Simmons Alexandra D, Carvalho Claudia M B, Lupski James R
Biology Department, University of St Thomas, Houston, TX, USA.
Methods Mol Biol. 2012;838:1-27. doi: 10.1007/978-1-61779-507-7_1.
The elucidation of genomic disorders began with molecular technologies that enabled detection of genomic changes which were (a) smaller than those resolved by traditional cytogenetics (less than 5 Mb) and (b) larger than what could be determined by conventional gel electrophoresis. Methods such as pulsed field gel electrophoresis (PFGE) and fluorescent in situ hybridization (FISH) could resolve such changes but were limited to locus-specific studies. The study of genomic disorders has rapidly advanced with the development of array-based techniques. These enabled examination of the entire human genome at a higher level of resolution, thus allowing elucidation of the basis of many new disorders, mechanisms that result in genomic changes that can result in copy number variation (CNV), and most importantly, a deeper understanding of the characteristics, features, and plasticity of our genome. In this chapter, we focus on the structural and architectural features of the genome, which can potentially result in genomic instability, delineate how mechanisms, such as NAHR, NHEJ, and FoSTeS/MMBIR lead to disease-causing rearrangements, and briefly describe the relationship between the leading methods presently used in studying genomic disorders. We end with a discussion on our new understanding about our genome including: the contribution of new mutation CNV to disease, the abundance of mosaicism, the extent of subtelomeric rearrangements, the frequency of de novo rearrangements associated with sporadic birth defects, the occurrence of balanced and unbalanced translocations, the increasing discovery of insertional translocations, the exploration of complex rearrangements and exonic CNVs. In the postgenomic era, our understanding of the genome has advanced very rapidly as the level of technical resolution has become higher. This leads to a greater understanding of the effects of rearrangements present both in healthy subjects and individuals with clinically relevant phenotypes.

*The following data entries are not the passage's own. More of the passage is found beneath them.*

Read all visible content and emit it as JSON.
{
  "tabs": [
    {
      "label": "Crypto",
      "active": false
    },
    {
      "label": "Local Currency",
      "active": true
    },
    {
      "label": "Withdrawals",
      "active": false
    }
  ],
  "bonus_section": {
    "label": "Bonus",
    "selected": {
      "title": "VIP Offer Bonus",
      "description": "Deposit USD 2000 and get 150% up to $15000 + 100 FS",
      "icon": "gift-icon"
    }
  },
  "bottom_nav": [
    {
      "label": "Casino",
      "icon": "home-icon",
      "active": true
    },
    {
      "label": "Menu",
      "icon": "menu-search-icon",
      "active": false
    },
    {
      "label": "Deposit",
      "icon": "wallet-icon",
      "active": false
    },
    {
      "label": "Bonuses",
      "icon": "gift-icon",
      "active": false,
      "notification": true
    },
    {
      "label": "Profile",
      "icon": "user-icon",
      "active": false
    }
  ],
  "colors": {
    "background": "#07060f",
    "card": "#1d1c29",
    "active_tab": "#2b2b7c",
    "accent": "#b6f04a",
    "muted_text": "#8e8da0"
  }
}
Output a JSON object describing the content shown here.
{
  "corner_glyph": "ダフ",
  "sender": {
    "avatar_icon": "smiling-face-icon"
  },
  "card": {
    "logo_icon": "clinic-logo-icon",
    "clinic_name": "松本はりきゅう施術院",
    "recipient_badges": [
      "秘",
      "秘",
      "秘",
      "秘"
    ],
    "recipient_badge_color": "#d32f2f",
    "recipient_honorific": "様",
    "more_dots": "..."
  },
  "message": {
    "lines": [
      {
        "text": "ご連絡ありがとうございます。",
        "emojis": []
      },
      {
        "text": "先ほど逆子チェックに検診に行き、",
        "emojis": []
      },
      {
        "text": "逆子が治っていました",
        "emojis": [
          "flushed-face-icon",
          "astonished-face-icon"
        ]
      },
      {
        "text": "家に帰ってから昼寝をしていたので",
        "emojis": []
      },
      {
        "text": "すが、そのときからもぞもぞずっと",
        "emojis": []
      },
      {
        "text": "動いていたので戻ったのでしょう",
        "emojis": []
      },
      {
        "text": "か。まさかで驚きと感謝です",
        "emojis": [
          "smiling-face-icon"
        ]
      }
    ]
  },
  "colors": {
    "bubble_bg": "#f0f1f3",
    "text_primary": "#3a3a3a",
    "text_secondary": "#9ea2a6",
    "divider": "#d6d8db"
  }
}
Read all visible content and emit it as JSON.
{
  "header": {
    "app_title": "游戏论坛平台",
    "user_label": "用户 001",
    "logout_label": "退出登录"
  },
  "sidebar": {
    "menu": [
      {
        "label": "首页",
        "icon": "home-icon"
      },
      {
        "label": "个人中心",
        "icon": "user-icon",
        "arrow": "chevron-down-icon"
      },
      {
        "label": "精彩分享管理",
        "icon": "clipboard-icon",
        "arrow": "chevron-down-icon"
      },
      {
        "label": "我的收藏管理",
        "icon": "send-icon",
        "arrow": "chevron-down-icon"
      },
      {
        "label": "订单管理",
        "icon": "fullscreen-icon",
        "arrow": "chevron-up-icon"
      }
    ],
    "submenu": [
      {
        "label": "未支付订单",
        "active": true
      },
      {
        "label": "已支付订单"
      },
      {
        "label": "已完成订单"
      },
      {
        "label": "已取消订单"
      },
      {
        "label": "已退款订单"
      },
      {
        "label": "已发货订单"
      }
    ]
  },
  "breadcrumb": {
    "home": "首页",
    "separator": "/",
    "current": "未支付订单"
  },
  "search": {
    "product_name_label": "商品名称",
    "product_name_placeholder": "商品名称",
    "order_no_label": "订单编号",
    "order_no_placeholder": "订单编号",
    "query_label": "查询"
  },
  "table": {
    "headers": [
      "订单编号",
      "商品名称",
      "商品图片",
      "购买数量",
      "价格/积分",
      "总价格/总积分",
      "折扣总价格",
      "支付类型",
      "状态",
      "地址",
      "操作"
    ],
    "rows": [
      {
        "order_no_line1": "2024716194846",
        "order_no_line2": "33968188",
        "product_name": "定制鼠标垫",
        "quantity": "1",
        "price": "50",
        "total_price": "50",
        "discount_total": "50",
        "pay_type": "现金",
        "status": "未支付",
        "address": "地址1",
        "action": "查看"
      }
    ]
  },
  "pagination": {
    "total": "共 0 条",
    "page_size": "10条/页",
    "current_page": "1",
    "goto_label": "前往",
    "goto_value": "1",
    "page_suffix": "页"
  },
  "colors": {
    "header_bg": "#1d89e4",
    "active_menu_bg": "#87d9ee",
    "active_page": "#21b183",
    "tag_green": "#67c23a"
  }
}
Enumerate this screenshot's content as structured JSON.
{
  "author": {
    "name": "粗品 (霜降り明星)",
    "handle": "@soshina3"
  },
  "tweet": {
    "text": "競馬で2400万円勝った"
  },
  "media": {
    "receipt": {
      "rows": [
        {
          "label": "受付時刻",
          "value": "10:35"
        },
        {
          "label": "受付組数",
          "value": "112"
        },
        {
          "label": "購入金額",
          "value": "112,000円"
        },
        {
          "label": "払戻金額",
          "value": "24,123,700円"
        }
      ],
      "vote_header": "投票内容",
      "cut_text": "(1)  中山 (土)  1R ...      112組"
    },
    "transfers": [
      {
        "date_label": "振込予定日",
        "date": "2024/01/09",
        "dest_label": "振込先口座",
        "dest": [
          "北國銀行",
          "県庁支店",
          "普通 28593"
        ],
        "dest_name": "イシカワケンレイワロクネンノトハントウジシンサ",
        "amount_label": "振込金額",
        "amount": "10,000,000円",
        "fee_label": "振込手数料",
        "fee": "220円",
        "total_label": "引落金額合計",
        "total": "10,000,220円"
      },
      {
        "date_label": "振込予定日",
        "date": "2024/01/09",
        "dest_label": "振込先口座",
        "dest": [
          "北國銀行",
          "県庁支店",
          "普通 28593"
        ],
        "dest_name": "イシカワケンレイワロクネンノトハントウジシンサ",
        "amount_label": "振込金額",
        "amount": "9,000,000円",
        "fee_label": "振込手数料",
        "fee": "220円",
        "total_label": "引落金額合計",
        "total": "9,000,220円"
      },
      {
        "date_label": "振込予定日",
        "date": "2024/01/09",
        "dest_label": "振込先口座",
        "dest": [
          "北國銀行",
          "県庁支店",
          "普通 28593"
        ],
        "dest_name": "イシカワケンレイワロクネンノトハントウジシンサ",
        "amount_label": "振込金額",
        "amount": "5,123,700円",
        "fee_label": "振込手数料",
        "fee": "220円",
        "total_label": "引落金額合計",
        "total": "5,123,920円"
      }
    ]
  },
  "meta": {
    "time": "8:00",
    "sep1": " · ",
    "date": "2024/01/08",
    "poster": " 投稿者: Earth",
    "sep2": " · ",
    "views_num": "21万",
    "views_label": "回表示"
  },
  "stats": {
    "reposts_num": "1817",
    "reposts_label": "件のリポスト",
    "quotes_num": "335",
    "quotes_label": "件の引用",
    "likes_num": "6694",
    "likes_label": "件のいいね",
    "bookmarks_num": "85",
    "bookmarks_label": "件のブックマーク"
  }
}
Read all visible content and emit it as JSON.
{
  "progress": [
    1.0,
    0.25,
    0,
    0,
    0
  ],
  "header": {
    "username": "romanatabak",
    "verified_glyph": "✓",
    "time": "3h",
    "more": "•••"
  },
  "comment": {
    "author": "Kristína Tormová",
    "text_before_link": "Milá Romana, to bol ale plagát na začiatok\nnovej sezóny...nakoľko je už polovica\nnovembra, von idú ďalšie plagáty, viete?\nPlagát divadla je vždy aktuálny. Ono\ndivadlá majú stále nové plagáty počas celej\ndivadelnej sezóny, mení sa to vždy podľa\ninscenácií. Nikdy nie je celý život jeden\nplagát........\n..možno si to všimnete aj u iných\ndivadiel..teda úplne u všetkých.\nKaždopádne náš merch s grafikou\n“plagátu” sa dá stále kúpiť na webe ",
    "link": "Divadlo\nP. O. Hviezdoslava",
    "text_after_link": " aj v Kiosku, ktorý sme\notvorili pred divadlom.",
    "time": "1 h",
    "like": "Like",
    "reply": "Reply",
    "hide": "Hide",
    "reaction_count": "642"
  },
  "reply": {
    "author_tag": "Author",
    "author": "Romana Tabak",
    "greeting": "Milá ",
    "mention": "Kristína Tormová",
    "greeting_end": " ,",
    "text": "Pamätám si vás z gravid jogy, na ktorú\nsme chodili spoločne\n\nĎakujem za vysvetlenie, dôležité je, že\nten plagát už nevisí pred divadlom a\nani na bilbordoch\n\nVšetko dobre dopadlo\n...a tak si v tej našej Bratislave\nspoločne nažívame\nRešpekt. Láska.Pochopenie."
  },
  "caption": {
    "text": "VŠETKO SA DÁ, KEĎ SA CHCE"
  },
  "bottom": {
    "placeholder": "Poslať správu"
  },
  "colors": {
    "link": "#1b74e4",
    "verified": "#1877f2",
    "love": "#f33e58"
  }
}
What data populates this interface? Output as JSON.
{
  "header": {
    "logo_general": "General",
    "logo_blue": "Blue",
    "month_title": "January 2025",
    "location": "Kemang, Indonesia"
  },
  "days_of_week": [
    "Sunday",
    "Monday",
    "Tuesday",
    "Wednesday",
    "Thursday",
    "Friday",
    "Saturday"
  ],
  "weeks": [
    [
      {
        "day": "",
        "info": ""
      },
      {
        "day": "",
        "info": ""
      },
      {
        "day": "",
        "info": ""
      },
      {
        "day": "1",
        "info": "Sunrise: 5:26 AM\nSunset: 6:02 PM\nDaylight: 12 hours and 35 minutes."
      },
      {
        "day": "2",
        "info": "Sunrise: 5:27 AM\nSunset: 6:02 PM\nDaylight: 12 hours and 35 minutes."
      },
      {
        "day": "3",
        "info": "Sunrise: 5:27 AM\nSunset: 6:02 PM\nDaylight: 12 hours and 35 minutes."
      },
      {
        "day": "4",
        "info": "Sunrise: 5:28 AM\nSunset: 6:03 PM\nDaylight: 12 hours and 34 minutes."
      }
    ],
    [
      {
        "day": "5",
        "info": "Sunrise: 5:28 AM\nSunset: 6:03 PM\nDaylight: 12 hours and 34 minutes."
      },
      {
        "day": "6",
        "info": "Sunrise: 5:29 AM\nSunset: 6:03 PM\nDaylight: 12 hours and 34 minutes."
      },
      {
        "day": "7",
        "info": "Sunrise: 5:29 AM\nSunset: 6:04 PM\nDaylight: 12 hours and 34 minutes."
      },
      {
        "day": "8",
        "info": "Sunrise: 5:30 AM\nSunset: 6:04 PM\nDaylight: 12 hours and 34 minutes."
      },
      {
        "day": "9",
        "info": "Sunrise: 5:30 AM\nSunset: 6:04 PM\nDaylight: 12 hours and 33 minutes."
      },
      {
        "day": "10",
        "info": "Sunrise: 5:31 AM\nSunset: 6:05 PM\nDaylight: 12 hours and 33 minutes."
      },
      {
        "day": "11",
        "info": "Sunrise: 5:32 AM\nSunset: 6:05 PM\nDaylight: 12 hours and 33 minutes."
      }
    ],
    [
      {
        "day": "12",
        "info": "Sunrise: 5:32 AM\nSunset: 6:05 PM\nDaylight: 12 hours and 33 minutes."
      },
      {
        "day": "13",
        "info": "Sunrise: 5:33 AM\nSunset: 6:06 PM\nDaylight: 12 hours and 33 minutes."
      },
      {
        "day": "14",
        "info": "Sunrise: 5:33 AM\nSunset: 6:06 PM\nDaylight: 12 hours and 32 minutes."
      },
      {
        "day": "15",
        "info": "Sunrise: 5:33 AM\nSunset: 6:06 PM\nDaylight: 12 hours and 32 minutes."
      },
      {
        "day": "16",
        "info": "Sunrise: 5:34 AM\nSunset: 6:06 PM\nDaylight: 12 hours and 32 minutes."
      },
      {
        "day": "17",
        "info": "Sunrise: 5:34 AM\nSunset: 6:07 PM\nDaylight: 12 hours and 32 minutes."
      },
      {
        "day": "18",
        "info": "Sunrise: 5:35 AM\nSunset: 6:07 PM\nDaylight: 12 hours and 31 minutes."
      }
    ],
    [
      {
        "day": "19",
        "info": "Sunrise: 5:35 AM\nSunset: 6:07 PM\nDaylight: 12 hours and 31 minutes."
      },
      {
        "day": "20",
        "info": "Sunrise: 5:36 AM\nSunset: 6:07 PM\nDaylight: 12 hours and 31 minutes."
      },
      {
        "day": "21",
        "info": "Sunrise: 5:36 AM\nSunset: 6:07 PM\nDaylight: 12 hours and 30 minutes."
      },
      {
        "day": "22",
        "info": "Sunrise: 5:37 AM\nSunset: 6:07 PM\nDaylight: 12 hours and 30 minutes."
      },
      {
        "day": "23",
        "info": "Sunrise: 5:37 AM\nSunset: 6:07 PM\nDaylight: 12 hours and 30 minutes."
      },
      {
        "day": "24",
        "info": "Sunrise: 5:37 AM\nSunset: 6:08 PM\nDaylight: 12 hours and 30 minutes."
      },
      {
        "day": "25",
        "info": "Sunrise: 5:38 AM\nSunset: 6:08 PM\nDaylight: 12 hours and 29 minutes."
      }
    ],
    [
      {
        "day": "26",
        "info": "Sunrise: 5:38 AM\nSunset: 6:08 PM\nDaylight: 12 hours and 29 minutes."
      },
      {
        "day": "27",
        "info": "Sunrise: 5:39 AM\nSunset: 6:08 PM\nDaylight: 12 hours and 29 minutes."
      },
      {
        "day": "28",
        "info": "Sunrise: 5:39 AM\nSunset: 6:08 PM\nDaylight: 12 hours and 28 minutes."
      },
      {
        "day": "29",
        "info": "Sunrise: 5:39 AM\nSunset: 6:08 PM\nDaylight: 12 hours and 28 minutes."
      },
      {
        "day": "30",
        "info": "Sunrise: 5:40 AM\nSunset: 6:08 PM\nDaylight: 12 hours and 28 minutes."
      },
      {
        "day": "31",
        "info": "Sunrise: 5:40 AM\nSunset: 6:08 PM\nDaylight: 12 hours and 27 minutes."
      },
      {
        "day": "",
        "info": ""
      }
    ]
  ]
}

基因组疾病的阐明始于分子技术,这些技术能够检测到基因组变化,这些变化(a) 比传统细胞遗传学所分辨的变化小(小于5 Mb),(b) 比传统凝胶电泳所能确定的变化大。脉冲场凝胶电泳(PFGE)和荧光原位杂交(FISH)等方法可以分辨此类变化,但仅限于位点特异性研究。随着基于阵列技术的发展,基因组疾病的研究迅速推进。这些技术能够以更高的分辨率检查整个人类基因组,从而得以阐明许多新疾病的基础、导致可引起拷贝数变异(CNV)的基因组变化的机制,最重要的是,更深入地了解我们基因组的特征、特性和可塑性。在本章中,我们重点关注基因组的结构和架构特征,这些特征可能导致基因组不稳定,描述诸如NAHR、NHEJ和FoSTeS/MMBIR等机制如何导致致病重排,并简要描述目前用于研究基因组疾病的主要方法之间的关系。我们最后讨论了我们对基因组的新认识,包括:新发突变CNV对疾病的贡献、嵌合体的丰度、亚端粒重排的程度、与散发性出生缺陷相关的新发重排的频率、平衡和不平衡易位的发生、插入性易位的不断发现、复杂重排和外显子CNV的探索。在后基因组时代,随着技术分辨率水平的提高,我们对基因组的理解迅速推进。这使我们对健康受试者和具有临床相关表型的个体中存在的重排效应有了更深入的了解。